McAnally's (The Community Pub) > Author Craft
Chapter Titles yes or no?
the neurovore of Zur-En-Aargh:
--- Quote from: daylightdreamer on May 24, 2009, 07:38:10 PM ---
I agree that they seem to be more in the realm of young adult literature. I can't remember the last fairly modern adult book that I read that used chapter titles.
--- End quote ---
Steven Brust uses them in most of the Vlad books in various sneaky ways - one of them uses lines that altogether make up a laundry list, in each chapter of which you see incidentally how the garment in question acquires the stain or damage that prompts that instruction; and in the Khaavren Romances in a different way, the sort of semi-humorous sentence summarising the next chapter of the Victorian swashbuckler. "In Which Our Heroes Fight Three Duels And Cross A River" sort of thing.
It's a question of style, really. It also makes a difference, IMO, if you are doing a first person story, to decide whether this is a story written down by the first-person narrator within their own world, and whether it is the kind of thing your narrator would think is cool. (Writing narrators who have totally different ideas of what's cool and what's boring from what you do yourself is a lot of fun.)
gravesbane:
Interesting idea.
Lanodantheon:
The effect of chapter titles is thus:
If you give a chapter a title you tell the reader what is going to happen before it happens. A title may add suspense or take it away. When I first read a new HP book when it came out I read the names of all the chapters in the table of contents so I had a general idea of what would happen before it happened.
This isn't a rule though.
There's a book, As I Lay Dying, about a family going across country. The narrative jumps from one member of the family to another in first person. Each chapter tells who is narrating at the current moment.

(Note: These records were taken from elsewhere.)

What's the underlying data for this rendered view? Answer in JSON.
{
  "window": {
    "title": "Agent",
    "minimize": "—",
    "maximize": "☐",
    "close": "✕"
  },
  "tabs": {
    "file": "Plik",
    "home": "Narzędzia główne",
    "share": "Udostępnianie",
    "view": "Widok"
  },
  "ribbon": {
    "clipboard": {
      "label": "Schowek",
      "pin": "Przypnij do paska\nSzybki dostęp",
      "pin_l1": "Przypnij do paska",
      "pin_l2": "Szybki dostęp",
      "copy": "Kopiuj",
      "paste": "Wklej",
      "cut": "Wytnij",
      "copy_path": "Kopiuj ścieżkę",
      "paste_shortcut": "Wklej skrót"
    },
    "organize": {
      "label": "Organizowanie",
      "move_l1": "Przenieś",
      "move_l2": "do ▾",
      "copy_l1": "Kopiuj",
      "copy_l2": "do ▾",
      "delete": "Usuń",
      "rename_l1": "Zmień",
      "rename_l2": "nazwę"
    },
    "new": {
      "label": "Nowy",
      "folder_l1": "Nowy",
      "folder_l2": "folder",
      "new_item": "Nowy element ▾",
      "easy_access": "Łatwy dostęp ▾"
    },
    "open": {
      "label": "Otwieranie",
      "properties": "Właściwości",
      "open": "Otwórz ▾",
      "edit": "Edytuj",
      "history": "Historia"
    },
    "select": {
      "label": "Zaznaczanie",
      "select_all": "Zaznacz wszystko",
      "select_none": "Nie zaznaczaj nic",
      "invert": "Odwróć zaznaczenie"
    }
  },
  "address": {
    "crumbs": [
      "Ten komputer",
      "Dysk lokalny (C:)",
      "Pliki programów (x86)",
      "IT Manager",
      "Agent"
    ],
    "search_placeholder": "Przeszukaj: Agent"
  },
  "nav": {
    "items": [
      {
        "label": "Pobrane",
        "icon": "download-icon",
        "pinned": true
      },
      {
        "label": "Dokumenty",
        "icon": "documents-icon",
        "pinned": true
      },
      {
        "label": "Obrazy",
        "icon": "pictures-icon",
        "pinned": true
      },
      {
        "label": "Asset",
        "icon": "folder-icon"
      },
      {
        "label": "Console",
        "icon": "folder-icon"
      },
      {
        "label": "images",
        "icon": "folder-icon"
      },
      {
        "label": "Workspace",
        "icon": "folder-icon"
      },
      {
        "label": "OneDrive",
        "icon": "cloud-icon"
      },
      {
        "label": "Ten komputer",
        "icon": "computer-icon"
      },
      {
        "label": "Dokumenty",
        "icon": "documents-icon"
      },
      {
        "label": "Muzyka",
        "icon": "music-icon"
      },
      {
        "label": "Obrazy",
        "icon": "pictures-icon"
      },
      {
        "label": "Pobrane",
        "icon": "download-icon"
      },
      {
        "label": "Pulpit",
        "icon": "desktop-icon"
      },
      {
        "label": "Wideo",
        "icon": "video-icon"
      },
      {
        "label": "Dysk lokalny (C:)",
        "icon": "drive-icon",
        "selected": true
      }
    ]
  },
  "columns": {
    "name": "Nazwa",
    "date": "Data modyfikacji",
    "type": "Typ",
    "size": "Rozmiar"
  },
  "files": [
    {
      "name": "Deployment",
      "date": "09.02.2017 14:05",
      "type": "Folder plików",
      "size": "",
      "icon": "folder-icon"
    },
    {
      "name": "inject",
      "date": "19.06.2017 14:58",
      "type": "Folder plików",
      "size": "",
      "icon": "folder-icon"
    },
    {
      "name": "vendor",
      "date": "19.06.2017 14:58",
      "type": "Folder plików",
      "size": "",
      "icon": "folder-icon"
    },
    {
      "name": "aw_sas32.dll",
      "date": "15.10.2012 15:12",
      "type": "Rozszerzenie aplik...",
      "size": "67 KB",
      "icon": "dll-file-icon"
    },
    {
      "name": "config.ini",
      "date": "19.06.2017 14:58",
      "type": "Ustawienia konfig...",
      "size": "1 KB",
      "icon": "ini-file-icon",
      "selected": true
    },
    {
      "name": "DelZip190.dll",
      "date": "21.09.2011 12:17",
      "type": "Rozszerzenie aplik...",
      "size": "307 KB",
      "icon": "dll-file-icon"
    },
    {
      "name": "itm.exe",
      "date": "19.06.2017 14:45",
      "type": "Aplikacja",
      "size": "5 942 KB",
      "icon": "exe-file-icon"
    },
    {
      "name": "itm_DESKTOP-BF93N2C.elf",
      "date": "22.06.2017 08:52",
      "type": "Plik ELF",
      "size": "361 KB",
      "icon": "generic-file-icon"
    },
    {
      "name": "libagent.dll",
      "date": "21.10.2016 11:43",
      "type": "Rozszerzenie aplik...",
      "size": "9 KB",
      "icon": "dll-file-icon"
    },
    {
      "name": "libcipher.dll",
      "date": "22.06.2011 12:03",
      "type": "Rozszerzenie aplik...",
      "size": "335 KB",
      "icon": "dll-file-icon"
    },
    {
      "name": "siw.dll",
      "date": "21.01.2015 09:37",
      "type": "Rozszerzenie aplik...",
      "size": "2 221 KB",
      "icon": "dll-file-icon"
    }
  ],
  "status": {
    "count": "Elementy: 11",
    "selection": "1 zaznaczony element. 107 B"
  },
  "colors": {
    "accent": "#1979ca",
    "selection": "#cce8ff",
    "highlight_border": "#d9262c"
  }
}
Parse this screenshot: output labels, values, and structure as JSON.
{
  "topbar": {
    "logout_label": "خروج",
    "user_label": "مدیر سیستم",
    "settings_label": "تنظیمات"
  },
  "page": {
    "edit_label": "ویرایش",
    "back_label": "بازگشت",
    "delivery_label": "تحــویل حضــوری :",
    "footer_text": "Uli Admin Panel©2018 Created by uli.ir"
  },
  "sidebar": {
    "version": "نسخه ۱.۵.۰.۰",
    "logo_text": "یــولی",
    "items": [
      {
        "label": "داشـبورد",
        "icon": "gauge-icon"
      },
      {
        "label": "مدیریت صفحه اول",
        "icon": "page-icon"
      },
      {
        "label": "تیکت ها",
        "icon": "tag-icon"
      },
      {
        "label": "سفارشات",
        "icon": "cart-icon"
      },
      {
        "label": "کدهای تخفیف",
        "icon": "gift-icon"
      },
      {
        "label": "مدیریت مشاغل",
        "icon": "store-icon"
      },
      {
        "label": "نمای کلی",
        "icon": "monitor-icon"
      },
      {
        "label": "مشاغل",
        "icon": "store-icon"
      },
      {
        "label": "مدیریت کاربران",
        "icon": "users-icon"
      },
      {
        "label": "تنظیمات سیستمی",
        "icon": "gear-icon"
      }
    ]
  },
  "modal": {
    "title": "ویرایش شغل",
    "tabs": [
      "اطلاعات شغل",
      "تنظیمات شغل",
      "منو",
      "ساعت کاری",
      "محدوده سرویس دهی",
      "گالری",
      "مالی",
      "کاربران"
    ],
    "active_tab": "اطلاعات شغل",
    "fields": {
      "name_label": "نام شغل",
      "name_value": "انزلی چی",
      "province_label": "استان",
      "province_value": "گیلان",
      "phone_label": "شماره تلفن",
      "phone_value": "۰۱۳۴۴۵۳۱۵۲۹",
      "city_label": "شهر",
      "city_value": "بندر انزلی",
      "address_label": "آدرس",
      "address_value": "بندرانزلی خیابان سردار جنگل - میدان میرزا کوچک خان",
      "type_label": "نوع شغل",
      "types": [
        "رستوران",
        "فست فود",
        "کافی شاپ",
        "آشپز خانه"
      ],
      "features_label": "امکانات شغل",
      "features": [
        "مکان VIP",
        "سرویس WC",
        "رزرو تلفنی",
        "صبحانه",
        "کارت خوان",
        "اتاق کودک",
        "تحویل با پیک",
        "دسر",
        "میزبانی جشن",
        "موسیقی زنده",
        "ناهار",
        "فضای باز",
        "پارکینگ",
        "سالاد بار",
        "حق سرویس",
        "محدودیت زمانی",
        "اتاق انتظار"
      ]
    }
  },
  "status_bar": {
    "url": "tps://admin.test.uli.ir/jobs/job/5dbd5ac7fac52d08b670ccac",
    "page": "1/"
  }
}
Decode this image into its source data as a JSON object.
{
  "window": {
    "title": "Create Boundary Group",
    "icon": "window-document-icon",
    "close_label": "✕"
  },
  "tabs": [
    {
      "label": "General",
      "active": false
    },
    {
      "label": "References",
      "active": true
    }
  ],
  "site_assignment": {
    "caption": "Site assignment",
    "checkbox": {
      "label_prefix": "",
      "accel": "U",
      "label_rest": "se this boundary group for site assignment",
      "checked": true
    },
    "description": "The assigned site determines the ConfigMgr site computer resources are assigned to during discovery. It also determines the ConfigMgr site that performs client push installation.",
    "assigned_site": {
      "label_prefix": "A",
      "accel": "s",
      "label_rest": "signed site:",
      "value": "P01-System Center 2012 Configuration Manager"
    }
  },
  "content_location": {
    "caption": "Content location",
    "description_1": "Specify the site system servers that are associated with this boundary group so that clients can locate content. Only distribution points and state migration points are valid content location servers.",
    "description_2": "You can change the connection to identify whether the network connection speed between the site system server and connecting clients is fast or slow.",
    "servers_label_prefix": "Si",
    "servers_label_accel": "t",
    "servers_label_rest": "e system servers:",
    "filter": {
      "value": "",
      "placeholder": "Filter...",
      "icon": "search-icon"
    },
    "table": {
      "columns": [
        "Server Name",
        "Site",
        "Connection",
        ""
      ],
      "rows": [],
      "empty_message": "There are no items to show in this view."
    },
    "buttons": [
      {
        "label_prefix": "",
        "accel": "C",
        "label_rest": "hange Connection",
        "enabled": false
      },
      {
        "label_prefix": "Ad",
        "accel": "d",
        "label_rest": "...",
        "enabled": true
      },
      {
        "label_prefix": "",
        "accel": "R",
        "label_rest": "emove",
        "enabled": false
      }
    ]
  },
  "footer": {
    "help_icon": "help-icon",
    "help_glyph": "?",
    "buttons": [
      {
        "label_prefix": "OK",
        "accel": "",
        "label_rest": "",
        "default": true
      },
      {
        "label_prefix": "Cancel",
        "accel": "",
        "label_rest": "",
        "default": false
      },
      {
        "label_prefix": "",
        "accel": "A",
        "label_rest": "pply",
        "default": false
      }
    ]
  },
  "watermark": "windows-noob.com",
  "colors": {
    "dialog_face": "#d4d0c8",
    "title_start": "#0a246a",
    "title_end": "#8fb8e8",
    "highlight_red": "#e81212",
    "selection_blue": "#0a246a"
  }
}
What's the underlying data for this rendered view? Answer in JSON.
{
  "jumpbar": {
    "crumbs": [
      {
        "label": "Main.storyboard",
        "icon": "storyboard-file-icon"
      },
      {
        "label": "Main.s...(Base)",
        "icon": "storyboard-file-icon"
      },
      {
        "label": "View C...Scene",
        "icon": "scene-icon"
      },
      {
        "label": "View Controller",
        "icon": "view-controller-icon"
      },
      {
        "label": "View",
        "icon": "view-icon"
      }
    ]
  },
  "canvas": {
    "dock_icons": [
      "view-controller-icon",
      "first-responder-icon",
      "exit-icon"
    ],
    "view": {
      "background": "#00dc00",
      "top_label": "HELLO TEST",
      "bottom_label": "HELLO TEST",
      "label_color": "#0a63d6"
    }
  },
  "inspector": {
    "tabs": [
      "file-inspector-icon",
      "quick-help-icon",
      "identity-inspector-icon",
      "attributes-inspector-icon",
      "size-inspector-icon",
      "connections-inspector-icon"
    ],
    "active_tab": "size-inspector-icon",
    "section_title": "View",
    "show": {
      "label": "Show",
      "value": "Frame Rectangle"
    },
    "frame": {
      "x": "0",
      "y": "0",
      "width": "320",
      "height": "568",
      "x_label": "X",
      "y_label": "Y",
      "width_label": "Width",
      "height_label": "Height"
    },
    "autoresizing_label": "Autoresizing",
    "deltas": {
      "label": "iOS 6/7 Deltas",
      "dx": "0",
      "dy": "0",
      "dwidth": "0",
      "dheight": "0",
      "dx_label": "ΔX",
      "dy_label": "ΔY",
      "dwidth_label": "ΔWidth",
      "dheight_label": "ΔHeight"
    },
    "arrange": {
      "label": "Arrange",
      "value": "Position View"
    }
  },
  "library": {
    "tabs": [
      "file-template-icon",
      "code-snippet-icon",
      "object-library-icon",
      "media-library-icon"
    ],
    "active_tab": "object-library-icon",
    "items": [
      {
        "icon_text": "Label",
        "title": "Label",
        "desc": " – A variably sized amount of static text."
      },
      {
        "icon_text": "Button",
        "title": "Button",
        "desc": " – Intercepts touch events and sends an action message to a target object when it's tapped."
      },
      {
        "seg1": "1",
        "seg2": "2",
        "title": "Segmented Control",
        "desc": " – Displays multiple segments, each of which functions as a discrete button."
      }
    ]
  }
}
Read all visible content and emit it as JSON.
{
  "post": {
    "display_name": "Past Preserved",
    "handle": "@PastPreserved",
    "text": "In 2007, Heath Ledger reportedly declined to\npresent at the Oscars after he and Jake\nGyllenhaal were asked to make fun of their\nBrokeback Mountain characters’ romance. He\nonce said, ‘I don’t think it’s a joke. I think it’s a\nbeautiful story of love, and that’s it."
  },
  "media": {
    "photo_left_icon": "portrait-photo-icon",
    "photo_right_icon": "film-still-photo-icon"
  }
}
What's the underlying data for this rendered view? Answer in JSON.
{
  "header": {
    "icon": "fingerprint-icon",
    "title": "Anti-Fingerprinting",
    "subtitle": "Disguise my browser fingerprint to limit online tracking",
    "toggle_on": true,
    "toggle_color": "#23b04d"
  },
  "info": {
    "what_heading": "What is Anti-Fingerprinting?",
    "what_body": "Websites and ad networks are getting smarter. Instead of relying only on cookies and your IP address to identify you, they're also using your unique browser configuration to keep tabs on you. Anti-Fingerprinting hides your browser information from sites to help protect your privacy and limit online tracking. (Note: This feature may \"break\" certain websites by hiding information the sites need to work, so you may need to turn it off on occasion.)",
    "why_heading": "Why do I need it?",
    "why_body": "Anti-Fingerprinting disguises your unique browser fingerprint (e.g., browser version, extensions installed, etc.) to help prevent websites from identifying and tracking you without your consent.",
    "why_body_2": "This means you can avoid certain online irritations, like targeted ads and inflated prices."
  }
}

In my Magical School Drama, I myself am currently debating a narrative based around a Journal entry style. Every chapter in that case would be titled after the day it occurs based on when my Main Character got his magic. For example, the first day would be Day 6 or so and by the end of the book he'd be on Day 285 with the day he gained his magic being Day 0(Zero). I may abandon this idea though because unless I can create a good caveat that allows him to magically write in his journal in real-time, the tension will never be as high as it could because in order to write all this stuff down, the MC has to be alive at the end.
In The Dresden Files, the chapters are just numbered for the sake of telling you where you are in the book for easy reference. A friend of yours starts reading a book and you ask, "What part are at?" your friend can respond, "Chapter such and such..."
thausgt:
Chapter titles might be something of a relic from the old days, when most fiction was published serially in magazines. The more elaborate ones: "'The Curse Of The Noble Gasser' or 'Helium for Laughs', in which our heroes discern the nature of the strange scent left by the mysterious house-breaker" might be the 'hook' that drew readers in as they flipped through the periodical. The sub-heading has, to varying degrees, become simply the first sentence in new chapters.
Chapter titles might also be an early form of outlining a longer story, when payment for stories was more pennies per word; authors therefore tried to find new ways to squeeeze more words into each published work.
Suilan:
Well, if I were paid in penny per so many words, I certainly wouldn't waste time on chapter titles! It only takes a moment to add another sentence to a chapter, but to find the perfect title? Well, let's just say that takes a lot longer. :D
As for chapter titles being a relic from the old days when most fiction was published serially in magazines, why, I can imagine they might come back into style one of these days, as we live in times of decreasing attention spans and increasing number of things competing for our attention.